Abstract: SA-PO0861
Progression to ESRD in Biopsy-Confirmed Amyloidosis in a Hispanic Population: A Retrospective Study
Session Information
- Glomerular Management: Real-World Lessons and Emerging Therapies
November 08, 2025 | Location: Exhibit Hall, Convention Center
Abstract Time: 10:00 AM - 12:00 PM
Category: Glomerular Diseases
- 1402 Glomerular Diseases: Clinical, Outcomes, and Therapeutics
Authors
- Khan, Umar, Texas Institute of Graduate Medical Education and Research, Laredo, Texas, United States
- Saldivar, Klarissa A., Texas Institute of Graduate Medical Education and Research, Laredo, Texas, United States
- Senthilrajan, Ashwin Kumar, Texas Institute of Graduate Medical Education and Research, Laredo, Texas, United States
- Zavala, Julio Paolo, Texas Institute of Graduate Medical Education and Research, Laredo, Texas, United States
Background
Amyloidosis is a disease of misfolded proteins leading to multi-organ dysfunction through tissue deposition. There are 3 main variants of amyloidosis (AL - Light chain, AA - Amyloid A, and ATTR - Transthyretin). AL results from secretion of light chains (typically lambda light chains) often associated with abnormal plasma cell clones such as multiple myeloma. AA develops from sustained elevation of serum amyloid, an acute-phase reactant. The disease may manifest with variable organ systems affected, our study focused on renal involvement including nephrotic range proteinuria that progresses to ESRD. Data on amyloidosis in U.S. Hispanic populations is limited but suggest significant disease burden.
Methods
We conducted a retrospective chart review of Hispanic patients with biopsy-confirmed amyloidosis with renal involvement between the dates of April 2014 and May 2025 at a single Nephrology clinic.

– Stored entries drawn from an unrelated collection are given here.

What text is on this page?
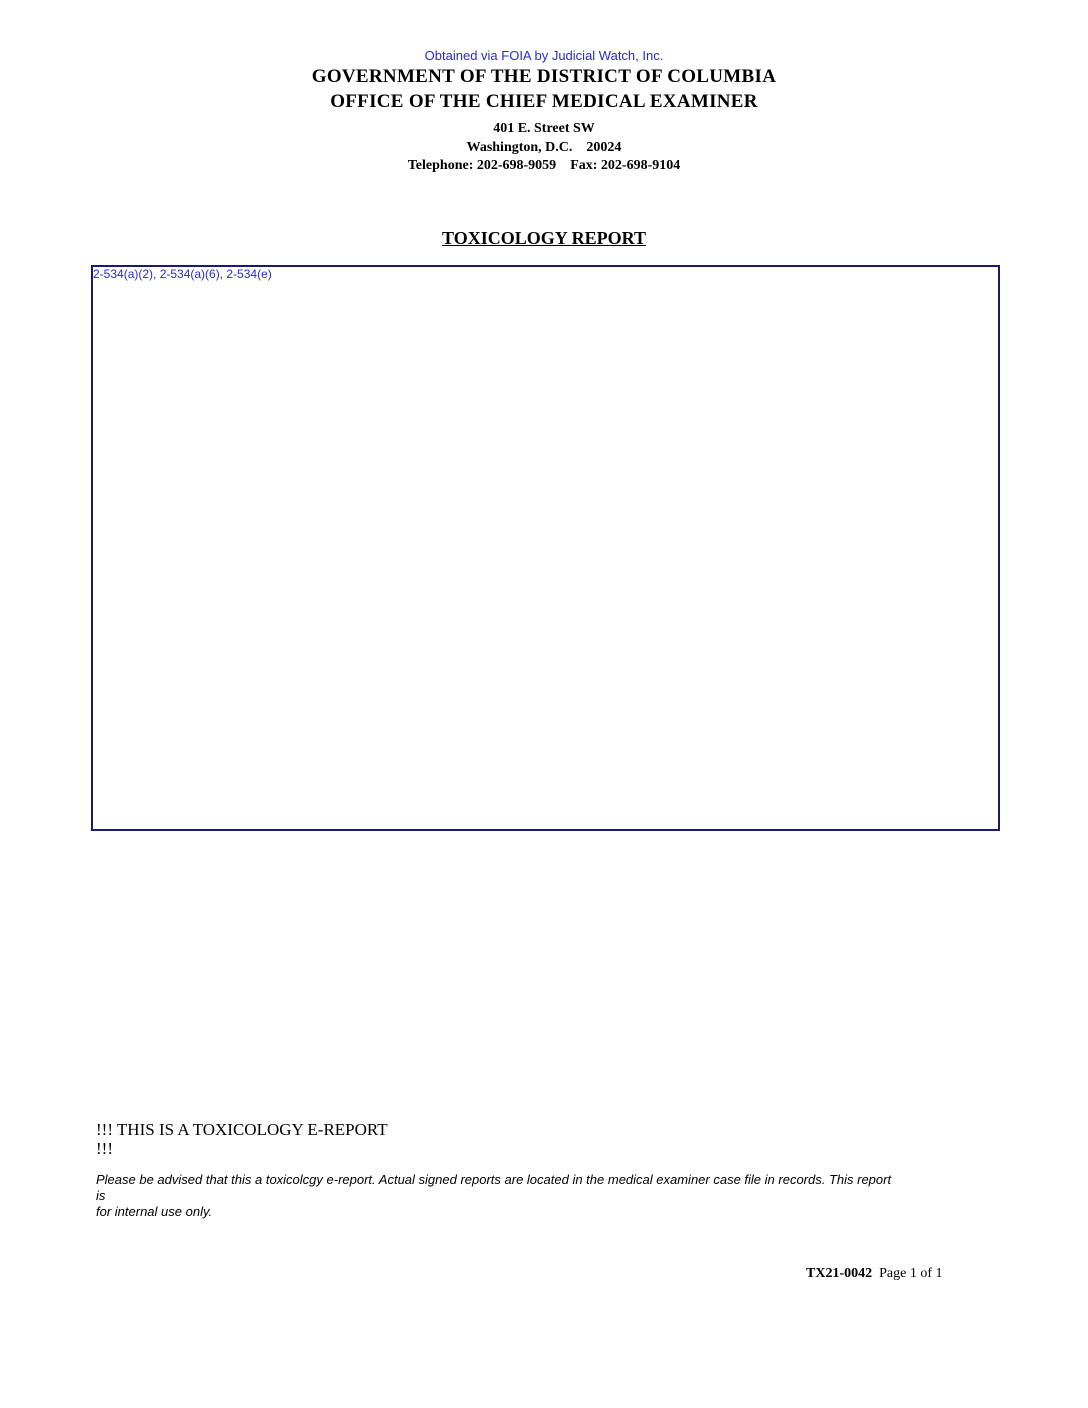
Obtained via FOIA by Judicial Watch, Inc.
GOVERNMENT OF THE DISTRICT OF COLUMBIA
OFFICE OF THE CHIEF MEDICAL EXAMINER
401 E. Street SW
Washington, D.C. 20024
Telephone: 202-698-9059 Fax: 202-698-9104
TOXICOLOGY REPORT
2-534(a)(2), 2-534(a)(6), 2-534(e)
!!! THIS IS A TOXICOLOGY E-REPORT
!!!
Please be advised that this a toxicolcgy e-report. Actual signed reports are located in the medical examiner case file in records. This report
is
for internal use only.
TX21-0042 Page 1 of 1
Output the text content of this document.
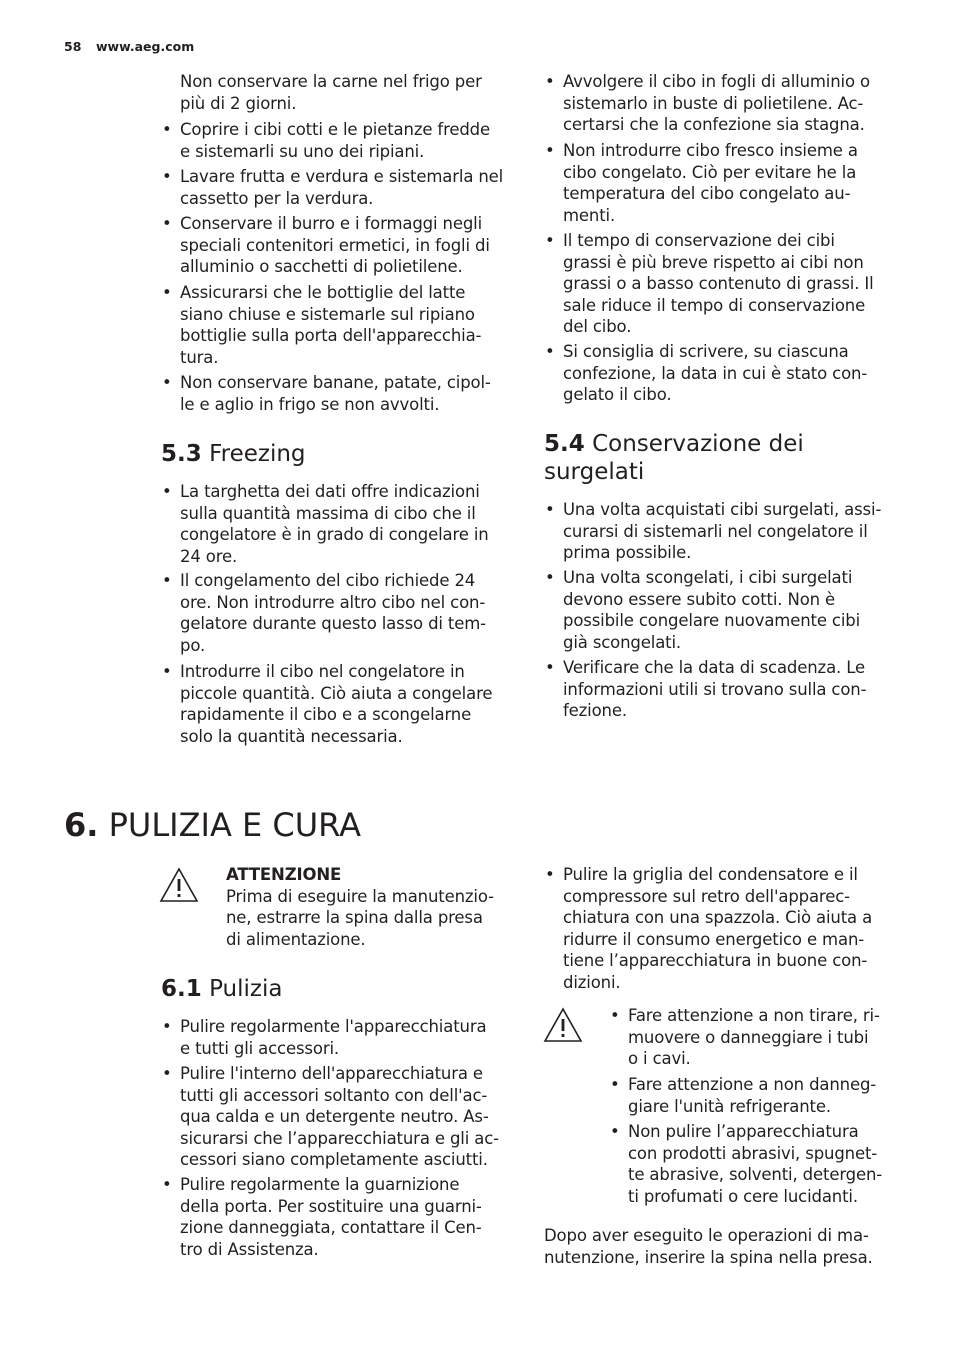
58 www.aeg.com
Non conservare la carne nel frigo per
più di 2 giorni.
• Coprire i cibi cotti e le pietanze fredde
e sistemarli su uno dei ripiani.
• Lavare frutta e verdura e sistemarla nel
cassetto per la verdura.
• Conservare il burro e i formaggi negli
speciali contenitori ermetici, in fogli di
alluminio o sacchetti di polietilene.
• Assicurarsi che le bottiglie del latte
siano chiuse e sistemarle sul ripiano
bottiglie sulla porta dell'apparecchia-
tura.
• Non conservare banane, patate, cipol-
le e aglio in frigo se non avvolti.
5.3 Freezing
• La targhetta dei dati offre indicazioni
sulla quantità massima di cibo che il
congelatore è in grado di congelare in
24 ore.
• Il congelamento del cibo richiede 24
ore. Non introdurre altro cibo nel con-
gelatore durante questo lasso di tem-
po.
• Introdurre il cibo nel congelatore in
piccole quantità. Ciò aiuta a congelare
rapidamente il cibo e a scongelarne
solo la quantità necessaria.
• Avvolgere il cibo in fogli di alluminio o
sistemarlo in buste di polietilene. Ac-
certarsi che la confezione sia stagna.
• Non introdurre cibo fresco insieme a
cibo congelato. Ciò per evitare he la
temperatura del cibo congelato au-
menti.
• Il tempo di conservazione dei cibi
grassi è più breve rispetto ai cibi non
grassi o a basso contenuto di grassi. Il
sale riduce il tempo di conservazione
del cibo.
• Si consiglia di scrivere, su ciascuna
confezione, la data in cui è stato con-
gelato il cibo.
5.4 Conservazione dei
surgelati
• Una volta acquistati cibi surgelati, assi-
curarsi di sistemarli nel congelatore il
prima possibile.
• Una volta scongelati, i cibi surgelati
devono essere subito cotti. Non è
possibile congelare nuovamente cibi
già scongelati.
• Verificare che la data di scadenza. Le
informazioni utili si trovano sulla con-
fezione.
6. PULIZIA E CURA
ATTENZIONE
Prima di eseguire la manutenzio-
ne, estrarre la spina dalla presa
di alimentazione.
6.1 Pulizia
• Pulire regolarmente l'apparecchiatura
e tutti gli accessori.
• Pulire l'interno dell'apparecchiatura e
tutti gli accessori soltanto con dell'ac-
qua calda e un detergente neutro. As-
sicurarsi che l’apparecchiatura e gli ac-
cessori siano completamente asciutti.
• Pulire regolarmente la guarnizione
della porta. Per sostituire una guarni-
zione danneggiata, contattare il Cen-
tro di Assistenza.
• Pulire la griglia del condensatore e il
compressore sul retro dell'apparec-
chiatura con una spazzola. Ciò aiuta a
ridurre il consumo energetico e man-
tiene l’apparecchiatura in buone con-
dizioni.
• Fare attenzione a non tirare, ri-
muovere o danneggiare i tubi
o i cavi.
• Fare attenzione a non danneg-
giare l'unità refrigerante.
• Non pulire l’apparecchiatura
con prodotti abrasivi, spugnet-
te abrasive, solventi, detergen-
ti profumati o cere lucidanti.
Dopo aver eseguito le operazioni di ma-
nutenzione, inserire la spina nella presa.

Variables included urine protein-to-creatinine ratio (UPCR), hepatitis C antibody positivity, and time from diagnosis to dialysis treatment.
Results
A total of 17 out of 254 patients were identified with biopsy-proven amyloidosis from April 2014- May 2025. The mean age was 46 years, and 50% were male. AA amyloidosis accounted for 83% of cases with AL for 17%. Hypertension and diabetes were present in 55% and 22%, respectively. Median UPCR was 12.29 g/g, with an average eGFR of 13.46 mL/min and mean serum creatinine of 5.67 mg/dL. Progression to ESRD occurred in 72% of patients with median diagnosis to first dialysis of 1.5 months. In the AA group, 93% were positive for hepatitis C.
Conclusion
AA amyloidosis was the most prominent type in this cohort and strongly associated with hepatitis C. Proteinuria and progression to ESRD requiring dialysis were very common in our cohort. Hepatitis C is known to upregulate production of SAA-inducing cytokines and due to chronic inflammation leads to sustained elevation of SAA that can lead to development of AA amyloidosis. Compared to prior data from non-US hispanic populations, our cohort presented with higher rates of progression to ESRD requiring dialysis and a stronger link to hepatitis C in AA amyloidosis cases. These findings underscore the link between hepatitis C and AA amyloidosis in this vulnerable population, particularly in the US.